Tuesday, October 14, 2014

The Wicked Allure of Nazi Iconography

I can still remember, because I will never forget, my first night as An Older Man. The Artist Formerly Known as The Kiddo and I had repaired to the infamous Rainbow Bar & Grill on Sunset Blvd, where, in those male-chauvinistic times, salesgirls from Orange County masquerading as groupies got chummy with boxboys from the Valley masquerading as rock stars. It was our hope to meet young women with whom to enjoy a bit of promiscuity. Over the course of the conversation we had with the first two maidens we were able to persuade to share our booth, the fact of my being 27 came out, whereupon they gaped at each other in horror, and…mine gasped, “You’re so…old!” They were both 19.

Within months, First Major (adult, live-together) Girlfriend had pulled the plug on our relationship because I was unbearable, and I went out looking for someone new to whom to be ghastly and unfaithful on an ongoing basis. As luck would have it, lucky winner Jakki Gall was herself 19, blonde and cute and of the Valley. Our first date was to see The Night Porter, which intrigued me because I found fantastically sexy the poster depicting Charlotte Rampling in her opera-length leather gloves and Nazi officer’s cap.

I was a smoker then, but Jakki Gall was a smoker’s smoker, and it was a wonder anyone seated in our vicinity was able to see the film, but all was forgotten when she agreed after the closing credits to come over to my apartment overlooking Sunset Blvd. for a look at my etchings, if you get my drift, and you do.

Within around 72 hours, she had me wrapped around her little 19-year-old finger.
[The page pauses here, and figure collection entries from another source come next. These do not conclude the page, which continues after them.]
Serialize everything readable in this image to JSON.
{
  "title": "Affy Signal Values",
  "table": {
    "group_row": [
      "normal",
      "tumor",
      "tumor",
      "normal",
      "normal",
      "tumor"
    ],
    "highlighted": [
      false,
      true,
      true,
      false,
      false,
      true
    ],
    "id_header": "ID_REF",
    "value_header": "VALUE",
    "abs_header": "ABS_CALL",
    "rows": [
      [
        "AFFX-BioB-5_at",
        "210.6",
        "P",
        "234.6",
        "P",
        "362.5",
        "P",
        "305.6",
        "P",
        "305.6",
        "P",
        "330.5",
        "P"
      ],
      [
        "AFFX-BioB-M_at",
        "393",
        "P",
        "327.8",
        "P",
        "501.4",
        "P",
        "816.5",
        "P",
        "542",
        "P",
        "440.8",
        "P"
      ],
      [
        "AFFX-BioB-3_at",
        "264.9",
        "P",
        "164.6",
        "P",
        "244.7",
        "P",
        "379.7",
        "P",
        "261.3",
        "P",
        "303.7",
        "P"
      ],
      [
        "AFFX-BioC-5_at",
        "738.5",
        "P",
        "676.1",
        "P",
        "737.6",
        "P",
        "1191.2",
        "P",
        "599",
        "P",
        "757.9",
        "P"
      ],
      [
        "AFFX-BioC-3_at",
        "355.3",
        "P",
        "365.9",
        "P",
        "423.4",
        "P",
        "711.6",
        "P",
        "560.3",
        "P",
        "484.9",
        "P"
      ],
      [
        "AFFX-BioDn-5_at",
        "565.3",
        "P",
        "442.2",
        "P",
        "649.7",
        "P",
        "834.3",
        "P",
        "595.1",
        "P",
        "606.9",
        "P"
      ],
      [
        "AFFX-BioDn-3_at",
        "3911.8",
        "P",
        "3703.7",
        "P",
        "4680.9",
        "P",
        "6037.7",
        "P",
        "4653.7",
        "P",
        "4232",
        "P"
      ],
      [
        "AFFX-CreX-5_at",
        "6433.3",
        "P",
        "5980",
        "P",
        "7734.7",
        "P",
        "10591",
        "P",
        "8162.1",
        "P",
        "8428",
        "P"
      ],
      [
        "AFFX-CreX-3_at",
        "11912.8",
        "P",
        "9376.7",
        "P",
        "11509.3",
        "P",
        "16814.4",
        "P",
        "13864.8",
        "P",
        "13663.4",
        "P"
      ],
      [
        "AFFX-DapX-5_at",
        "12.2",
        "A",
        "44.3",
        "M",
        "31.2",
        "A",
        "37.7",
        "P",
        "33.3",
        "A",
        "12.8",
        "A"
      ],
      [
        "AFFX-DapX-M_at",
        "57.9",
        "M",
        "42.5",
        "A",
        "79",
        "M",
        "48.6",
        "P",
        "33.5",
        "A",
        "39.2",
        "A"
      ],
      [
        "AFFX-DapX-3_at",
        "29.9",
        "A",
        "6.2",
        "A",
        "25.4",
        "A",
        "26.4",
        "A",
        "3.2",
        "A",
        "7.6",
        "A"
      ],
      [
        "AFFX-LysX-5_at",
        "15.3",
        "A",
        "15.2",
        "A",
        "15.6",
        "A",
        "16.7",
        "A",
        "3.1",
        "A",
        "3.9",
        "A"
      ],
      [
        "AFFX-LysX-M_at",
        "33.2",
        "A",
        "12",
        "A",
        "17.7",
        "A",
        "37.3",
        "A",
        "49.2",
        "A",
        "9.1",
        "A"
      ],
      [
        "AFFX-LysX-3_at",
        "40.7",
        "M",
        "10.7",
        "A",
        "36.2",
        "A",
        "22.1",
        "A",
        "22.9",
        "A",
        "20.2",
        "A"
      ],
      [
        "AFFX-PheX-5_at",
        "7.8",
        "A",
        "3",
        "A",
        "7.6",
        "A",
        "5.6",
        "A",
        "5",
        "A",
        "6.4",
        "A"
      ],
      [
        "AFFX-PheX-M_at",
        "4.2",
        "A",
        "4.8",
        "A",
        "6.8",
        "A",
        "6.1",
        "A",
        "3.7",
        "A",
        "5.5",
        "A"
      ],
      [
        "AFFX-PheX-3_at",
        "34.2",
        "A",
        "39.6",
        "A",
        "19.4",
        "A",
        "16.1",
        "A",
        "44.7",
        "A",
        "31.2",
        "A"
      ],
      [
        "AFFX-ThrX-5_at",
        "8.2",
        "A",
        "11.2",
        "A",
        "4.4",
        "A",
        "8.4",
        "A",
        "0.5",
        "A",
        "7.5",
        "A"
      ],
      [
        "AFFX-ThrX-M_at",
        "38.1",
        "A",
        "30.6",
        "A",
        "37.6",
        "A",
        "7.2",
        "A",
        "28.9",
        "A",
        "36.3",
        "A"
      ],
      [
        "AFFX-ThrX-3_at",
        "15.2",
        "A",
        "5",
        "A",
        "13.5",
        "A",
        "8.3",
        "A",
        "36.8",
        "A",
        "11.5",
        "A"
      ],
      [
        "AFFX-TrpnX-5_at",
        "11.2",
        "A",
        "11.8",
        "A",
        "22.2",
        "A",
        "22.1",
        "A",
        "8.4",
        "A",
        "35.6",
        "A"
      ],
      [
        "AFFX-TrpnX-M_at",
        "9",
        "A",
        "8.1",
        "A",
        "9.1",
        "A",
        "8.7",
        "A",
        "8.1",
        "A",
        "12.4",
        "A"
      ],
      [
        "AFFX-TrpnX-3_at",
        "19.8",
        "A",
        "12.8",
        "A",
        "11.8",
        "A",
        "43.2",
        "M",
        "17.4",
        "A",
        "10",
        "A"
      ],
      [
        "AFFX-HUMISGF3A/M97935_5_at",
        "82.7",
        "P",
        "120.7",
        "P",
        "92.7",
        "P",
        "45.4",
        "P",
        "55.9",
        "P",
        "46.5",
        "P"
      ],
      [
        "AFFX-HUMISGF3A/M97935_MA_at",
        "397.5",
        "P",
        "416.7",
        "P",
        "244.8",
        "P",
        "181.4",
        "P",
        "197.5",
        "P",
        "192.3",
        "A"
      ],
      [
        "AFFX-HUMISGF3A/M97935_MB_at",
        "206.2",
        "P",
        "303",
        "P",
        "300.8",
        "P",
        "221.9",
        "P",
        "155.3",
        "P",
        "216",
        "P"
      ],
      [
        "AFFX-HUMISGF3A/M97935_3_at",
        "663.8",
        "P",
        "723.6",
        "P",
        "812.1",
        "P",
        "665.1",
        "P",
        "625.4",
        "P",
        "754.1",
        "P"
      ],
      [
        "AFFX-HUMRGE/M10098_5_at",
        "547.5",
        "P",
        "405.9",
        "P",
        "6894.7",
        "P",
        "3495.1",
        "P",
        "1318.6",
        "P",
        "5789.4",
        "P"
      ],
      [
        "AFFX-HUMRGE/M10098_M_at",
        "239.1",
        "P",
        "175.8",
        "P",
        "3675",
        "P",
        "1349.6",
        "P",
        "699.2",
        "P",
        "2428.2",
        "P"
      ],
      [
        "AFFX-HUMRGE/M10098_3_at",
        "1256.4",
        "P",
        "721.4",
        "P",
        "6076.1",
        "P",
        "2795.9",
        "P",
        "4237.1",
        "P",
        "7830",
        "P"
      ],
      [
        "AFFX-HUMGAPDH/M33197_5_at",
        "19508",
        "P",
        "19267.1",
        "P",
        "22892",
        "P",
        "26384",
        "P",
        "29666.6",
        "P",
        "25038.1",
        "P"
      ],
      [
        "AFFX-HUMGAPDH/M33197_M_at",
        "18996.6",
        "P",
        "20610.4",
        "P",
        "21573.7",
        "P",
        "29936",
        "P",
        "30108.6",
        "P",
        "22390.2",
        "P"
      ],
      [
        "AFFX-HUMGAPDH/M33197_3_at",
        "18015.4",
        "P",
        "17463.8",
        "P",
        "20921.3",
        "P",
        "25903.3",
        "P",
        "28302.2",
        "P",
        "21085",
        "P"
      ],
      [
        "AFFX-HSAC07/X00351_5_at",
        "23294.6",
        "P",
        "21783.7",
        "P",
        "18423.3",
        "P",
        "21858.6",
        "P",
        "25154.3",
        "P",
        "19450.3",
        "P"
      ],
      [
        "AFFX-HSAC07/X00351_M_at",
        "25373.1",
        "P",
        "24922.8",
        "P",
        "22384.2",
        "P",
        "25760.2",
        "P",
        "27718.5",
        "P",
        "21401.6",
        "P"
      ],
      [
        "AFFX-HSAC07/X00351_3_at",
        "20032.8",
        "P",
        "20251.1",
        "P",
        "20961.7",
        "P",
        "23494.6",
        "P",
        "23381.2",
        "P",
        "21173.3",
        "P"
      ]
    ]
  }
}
First Major Girlfriend had been pretty nervous about sex (and I, of course, impatient, censorious, and the consummate tyrannical asshole male), so Jakki’s being fantastic more than made up for the great unlikelihood of her coming to be viewed as one of our great public intellectuals. I couldn’t get enough of her, though she seemed able to get quite enough of me. I searched for consolation on nights she didn't answer her phone in the arms of an older woman, one of my own superannuation. I'd known that I would never be happy with her, though, from the moment she turned up for our first date in a ghastly maxiskirt that four years before wanted back.

Christmas was coming and I rolled out the heavy artillery, making Jakki a top on which I wrote her name in silver glitter. I tried to make a date to present her with it (among other things), but the joyous season had made her even more elusive than usual. Once having given her so vigorous a bawling out for disappointing me that she said maybe we'd better retrieve the personal items we’d left in each other’s homes, I scraped her name off the top, replaced it with FMG’s, and left it for FMG, as a surprise, in her car, to which I’d retained the key.

She was sufficiently touched to suggest that we meet up. At our meet-up, though, in spite of my trying to be my most charming, she seemed to think better of thinking better of our breakup. She’d never looked more gorgeous than just before the elevator doors closed on her as she left me again.